– Ты к кому-то приехала или просто здесь проездом?

Я уже съела больше половины блинчиков, но впереди еще много времени. Желудок просит добавки.

– Нет, я… – я сглатываю и прочищаю горло. – Я только что сюда переехала.

Кейт удивленно на меня смотрит:

– Вот как? В Аспене такое случается нечасто, – она наклоняет голову и внимательно рассматривает мою единственную сумку. – Занимаешься фигурным катанием?

Я давлюсь блинчиком:

– Откуда…

– По конькам, – Кейт показывает на спинку скамейки.

– Нетрудно догадаться.

– А, да, – я делаю большой глоток кофе, а затем добавляю, – меня приняли в аспенский «АйСкейт».

– Ого! Значит, у тебя хорошо получается. Туда берут только лучших, – Кейт кусает печенье с сахаром, закрывает крышку банки и ставит ее на место, рядом с кексами. – Моя дочка тоже там занимается.

Последний кусочек блинчика исчезает у меня во рту. Я поспешно глотаю, смотря на Кейт широко открытыми глазами:

– Дочка?

– Гвен. Она примерно твоего возраста, – Кейт показывает на меня надкушенным печеньем. – Тебе двадцать?

– Двадцать один, – поправляю я, а затем хмурюсь. – Вы случайно не добавляете в блинчики эликсир вечной юности? Я бы от такого не отказалась.

Кейт смеется. Крошки сыплются на прилавок, когда она надкусывает бисквит.

– Я рано стала матерью. В семнадцать. Но если я найду такой эликсир, я тебе непременно сообщу.

Звон колокольчика возвещает о новом посетителе.

– Черт, как же холодно на улице.

Молодой человек с огромной спортивной сумкой высыпает снег из ботинок на плитку. Он отряхивает перчатки, и на пол падает еще больше снега.

– Доброе утро, Уайетт, – приветствует его Кейт. Она уже наливает кофе в одноразовый стаканчик. – Ты сегодня припозднился.

– Да, я проспал.

Парень берет стаканчик, кладет на стойку две долларовые купюры и насыпает в кофе столько сахара, что я всерьез задумываюсь, не панацея ли это для всего города.

– Вчера на это ушло больше времени, – он закрывает крышкой свой стаканчик. – Наверное, пора отрегулировать кофе-машину.

Кейт поднимает бровь:

– Ты говоришь мне это как минимум три раза в неделю, когда появляешься здесь по утрам.

Уайетт ухмыляется.
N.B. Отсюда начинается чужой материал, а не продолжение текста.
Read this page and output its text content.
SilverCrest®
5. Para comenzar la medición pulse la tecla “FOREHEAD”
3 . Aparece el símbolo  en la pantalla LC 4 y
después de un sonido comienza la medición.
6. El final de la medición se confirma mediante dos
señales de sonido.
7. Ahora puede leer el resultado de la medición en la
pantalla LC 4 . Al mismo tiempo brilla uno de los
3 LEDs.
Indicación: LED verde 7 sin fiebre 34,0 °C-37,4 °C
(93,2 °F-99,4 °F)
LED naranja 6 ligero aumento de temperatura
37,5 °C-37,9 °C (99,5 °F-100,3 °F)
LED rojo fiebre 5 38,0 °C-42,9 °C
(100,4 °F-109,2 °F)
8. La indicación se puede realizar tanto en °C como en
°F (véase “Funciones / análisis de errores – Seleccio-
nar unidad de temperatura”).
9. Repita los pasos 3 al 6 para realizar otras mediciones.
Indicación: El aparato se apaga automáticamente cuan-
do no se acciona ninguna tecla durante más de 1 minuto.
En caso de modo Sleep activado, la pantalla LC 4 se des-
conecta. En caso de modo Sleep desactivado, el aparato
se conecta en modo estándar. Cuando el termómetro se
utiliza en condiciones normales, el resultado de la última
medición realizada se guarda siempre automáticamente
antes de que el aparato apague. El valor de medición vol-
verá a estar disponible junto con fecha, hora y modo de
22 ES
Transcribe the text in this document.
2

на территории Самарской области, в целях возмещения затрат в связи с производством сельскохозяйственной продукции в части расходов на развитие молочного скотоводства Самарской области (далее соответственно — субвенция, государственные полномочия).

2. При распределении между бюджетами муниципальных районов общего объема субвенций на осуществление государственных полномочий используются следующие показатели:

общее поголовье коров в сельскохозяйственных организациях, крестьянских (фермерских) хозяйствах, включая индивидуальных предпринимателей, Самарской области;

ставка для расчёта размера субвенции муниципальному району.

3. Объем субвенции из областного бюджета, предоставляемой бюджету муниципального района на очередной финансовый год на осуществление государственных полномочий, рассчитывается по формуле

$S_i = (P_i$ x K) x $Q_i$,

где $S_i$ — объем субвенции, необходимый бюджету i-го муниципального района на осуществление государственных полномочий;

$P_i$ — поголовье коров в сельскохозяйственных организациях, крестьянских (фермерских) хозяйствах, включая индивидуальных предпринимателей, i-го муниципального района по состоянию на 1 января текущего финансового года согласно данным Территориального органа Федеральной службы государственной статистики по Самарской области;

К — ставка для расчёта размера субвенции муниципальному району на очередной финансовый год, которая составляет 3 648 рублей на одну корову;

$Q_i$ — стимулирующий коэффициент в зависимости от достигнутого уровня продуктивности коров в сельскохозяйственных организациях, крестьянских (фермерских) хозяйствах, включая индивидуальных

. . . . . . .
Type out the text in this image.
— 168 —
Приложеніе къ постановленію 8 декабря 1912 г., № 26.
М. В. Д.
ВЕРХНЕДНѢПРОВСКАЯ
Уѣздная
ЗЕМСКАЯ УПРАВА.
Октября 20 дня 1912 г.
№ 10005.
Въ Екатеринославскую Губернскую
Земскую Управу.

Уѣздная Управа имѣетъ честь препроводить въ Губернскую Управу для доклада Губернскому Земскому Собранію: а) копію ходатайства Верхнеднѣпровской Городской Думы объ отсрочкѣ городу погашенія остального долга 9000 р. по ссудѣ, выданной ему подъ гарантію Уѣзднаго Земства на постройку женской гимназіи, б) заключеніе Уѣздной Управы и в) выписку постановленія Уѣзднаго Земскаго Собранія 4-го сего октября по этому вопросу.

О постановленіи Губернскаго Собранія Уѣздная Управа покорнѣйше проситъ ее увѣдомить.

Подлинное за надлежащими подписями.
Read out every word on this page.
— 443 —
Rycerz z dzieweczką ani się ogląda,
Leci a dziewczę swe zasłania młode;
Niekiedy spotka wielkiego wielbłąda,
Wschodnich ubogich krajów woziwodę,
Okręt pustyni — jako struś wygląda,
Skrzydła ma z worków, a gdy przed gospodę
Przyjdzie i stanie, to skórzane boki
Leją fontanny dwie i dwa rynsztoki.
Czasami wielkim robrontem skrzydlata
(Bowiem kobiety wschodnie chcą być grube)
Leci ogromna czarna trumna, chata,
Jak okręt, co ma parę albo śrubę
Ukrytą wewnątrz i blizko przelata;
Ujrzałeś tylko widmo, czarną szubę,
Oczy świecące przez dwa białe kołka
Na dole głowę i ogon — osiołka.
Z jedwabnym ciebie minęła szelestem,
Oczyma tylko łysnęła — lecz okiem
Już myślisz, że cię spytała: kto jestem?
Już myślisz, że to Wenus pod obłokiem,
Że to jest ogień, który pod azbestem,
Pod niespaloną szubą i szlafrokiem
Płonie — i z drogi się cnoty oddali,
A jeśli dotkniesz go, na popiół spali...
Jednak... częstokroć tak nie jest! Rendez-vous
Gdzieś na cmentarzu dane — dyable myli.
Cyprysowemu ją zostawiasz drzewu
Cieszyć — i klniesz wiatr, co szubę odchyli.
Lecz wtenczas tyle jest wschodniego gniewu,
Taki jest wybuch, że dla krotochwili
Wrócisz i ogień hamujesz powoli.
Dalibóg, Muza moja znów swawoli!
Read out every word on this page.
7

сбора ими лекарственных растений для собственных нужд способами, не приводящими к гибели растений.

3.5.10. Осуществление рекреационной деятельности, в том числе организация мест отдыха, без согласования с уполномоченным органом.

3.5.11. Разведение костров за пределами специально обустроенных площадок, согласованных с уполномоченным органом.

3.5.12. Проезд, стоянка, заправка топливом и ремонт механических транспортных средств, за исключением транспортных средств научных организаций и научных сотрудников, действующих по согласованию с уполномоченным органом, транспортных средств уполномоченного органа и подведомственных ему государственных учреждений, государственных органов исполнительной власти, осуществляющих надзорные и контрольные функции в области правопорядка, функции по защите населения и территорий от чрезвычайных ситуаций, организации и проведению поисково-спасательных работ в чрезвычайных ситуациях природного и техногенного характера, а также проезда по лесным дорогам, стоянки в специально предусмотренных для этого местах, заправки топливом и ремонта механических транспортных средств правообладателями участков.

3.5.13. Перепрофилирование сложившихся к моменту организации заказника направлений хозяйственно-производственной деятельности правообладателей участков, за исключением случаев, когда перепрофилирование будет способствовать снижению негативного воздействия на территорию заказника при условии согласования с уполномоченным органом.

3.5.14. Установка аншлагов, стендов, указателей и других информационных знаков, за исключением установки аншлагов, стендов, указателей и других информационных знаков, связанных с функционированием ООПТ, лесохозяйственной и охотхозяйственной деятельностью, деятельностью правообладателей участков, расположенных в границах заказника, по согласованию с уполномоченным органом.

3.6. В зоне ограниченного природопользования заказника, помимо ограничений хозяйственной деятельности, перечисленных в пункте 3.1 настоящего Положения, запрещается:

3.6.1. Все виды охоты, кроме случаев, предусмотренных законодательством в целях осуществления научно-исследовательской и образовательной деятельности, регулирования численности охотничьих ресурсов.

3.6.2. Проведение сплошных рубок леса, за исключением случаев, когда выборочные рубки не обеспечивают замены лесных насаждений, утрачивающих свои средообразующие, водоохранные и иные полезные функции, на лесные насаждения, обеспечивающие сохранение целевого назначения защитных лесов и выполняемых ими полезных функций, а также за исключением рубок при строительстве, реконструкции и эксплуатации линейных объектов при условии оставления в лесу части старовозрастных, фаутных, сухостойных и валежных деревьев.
Его черты лица пугающе привлекательны, и я готова поспорить, что он один из тех, кто слишком хорошо это понимает.

– Точно. Ну, что сказать? Жизнь у нас всего одна.

Он поднимает на прощание стаканчик и шаркает к двери, задевая сумкой мои коньки. В боковом отделении висят две скрещенные хоккейные клюшки.

Ага. Хоккеист.

– Лучше держись подальше от его вечеринок, – говорит Кейт, когда Уайетт покидает закусочную, – иначе похоронишь свою мечту, даже не успев подумать о слове «Олимпиада».

Я наливаю кофе в чашку и наблюдаю, как она медленно заполняется до краев.

– Соревновательный спорт и вечеринки несовместимы.

– Ох, только при Ноксе этого не говори.

Я поднимаю глаза, нахмурив брови:

– При Ноксе?

– Объявится с минуты на минуту, – отвечает она, указывая на новый стаканчик с кофе, который она почти налила.

– Он тоже хоккеист?

– Не совсем, – уголки ее рта украшает загадочная улыбка. – Он сноубордист.

Не успела она это произнести, как колокольчик на двери снова звенит. В закусочную входит широкоплечий парень с коротко стриженными светло-каштановыми волосами.

Я замечаю, что он смотрит прямо на меня. Мы сталкиваемся взглядом, и я вижу только его зеленые глаза. Из-за освещения их светло-зеленый цвет кажется мне необыкновенным, они как будто светятся.

Он первым отводит глаза. Снежинки падают с его волос на черный пуховик. Ноги обуты в теплые ботинки.

– Спасибо, Кейт, – говорит он, пока кидает в кофе – сюрприз! – три пакетика сахара. Другой рукой он потирает лицо.